A Bane and Boon of Cheap Gas
The AEO2018, compared to AEO2017, dismisses impacts of the Clean Power Plan—the Obama administration’s legacy climate rule that remains in legal limbo and will likely be replaced. It also factors in a number of current state and regional policies, including the Illinois Future Energy Jobs Act, the New York Clean Energy Standard, the Maryland Clean Energy Jobs Act, and the Regional Greenhouse Gas Initiative.
Overall, low gas prices are projected to depress generation costs by 10% from 2017 to 2050. Average power prices are expected to remain relatively flat, however, mainly because transmission costs will increase by 24% and distribution costs will increase by 25%. This reflects a “need to replace aging infrastructure and upgrade the grid to accommodate changing reliability standards,” the EIA said.
Natural gas generation, specifically, is expected to thrive, especially after the scheduled expiration of renewable tax credits in the mid-2020s, the EIA said. Natural gas’s share dominates in the reference case, but it especially soars in the high oil and gas resource and technology case.

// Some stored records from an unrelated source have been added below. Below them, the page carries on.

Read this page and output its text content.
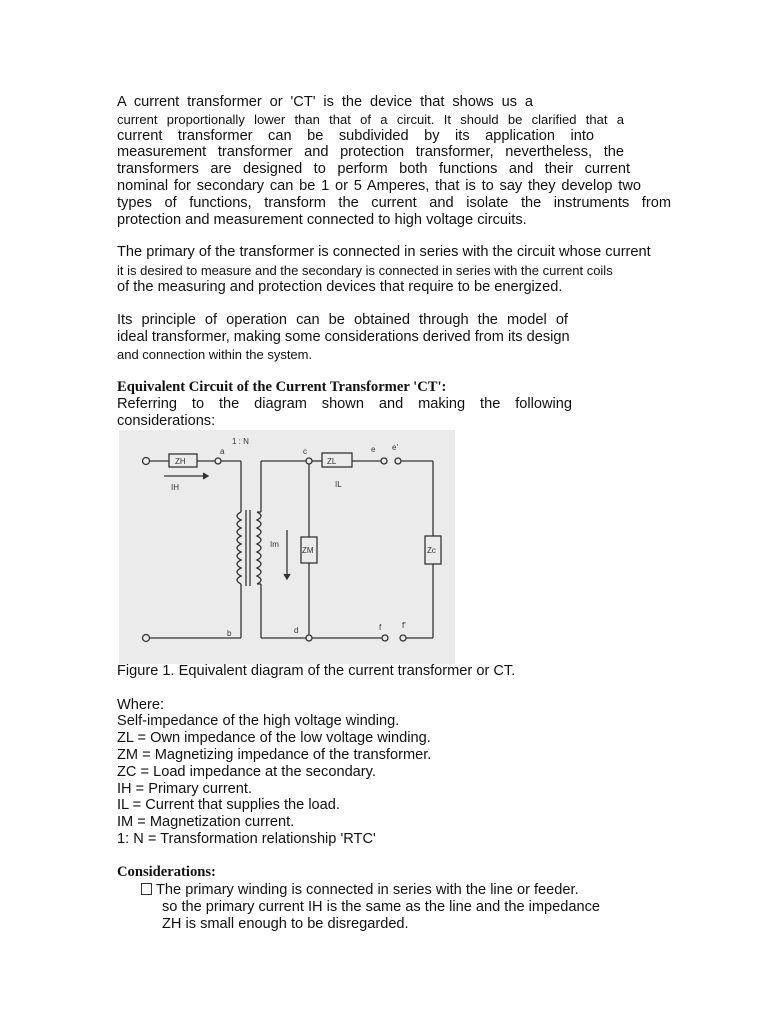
A current transformer or 'CT' is the device that shows us a
current proportionally lower than that of a circuit. It should be clarified that a
current transformer can be subdivided by its application into
measurement transformer and protection transformer, nevertheless, the
transformers are designed to perform both functions and their current
nominal for secondary can be 1 or 5 Amperes, that is to say they develop two
types of functions, transform the current and isolate the instruments from
protection and measurement connected to high voltage circuits.
The primary of the transformer is connected in series with the circuit whose current
it is desired to measure and the secondary is connected in series with the current coils
of the measuring and protection devices that require to be energized.
Its principle of operation can be obtained through the model of
ideal transformer, making some considerations derived from its design
and connection within the system.
Equivalent Circuit of the Current Transformer 'CT':
Referring to the diagram shown and making the following
considerations:
1 : N
ZH
a	c
ZL
e e'
IH	IL
Im
ZM	Zc
b	d	f	f'
Figure 1. Equivalent diagram of the current transformer or CT.
Where:
Self-impedance of the high voltage winding.
ZL = Own impedance of the low voltage winding.
ZM = Magnetizing impedance of the transformer.
ZC = Load impedance at the secondary.
IH = Primary current.
IL = Current that supplies the load.
IM = Magnetization current.
1: N = Transformation relationship 'RTC'
Considerations:
The primary winding is connected in series with the line or feeder.
so the primary current IH is the same as the line and the impedance
ZH is small enough to be disregarded.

But despite dim industry projections for coal-fired generation in recent years owing to regulatory impacts, the EIA’s reference case projects that in the longer term, the relatively low cost of coal will moderate a decline in coal-fired generation. Specifically, coal capacity will fall by 65 GW between 2017 and 2030 but level off near 190 GW through 2050, the AEO2018 projects. High gas prices could slow the pace of coal retirements, but retirements are likely to increase if gas prices fall lower, such as in the high oil and gas case.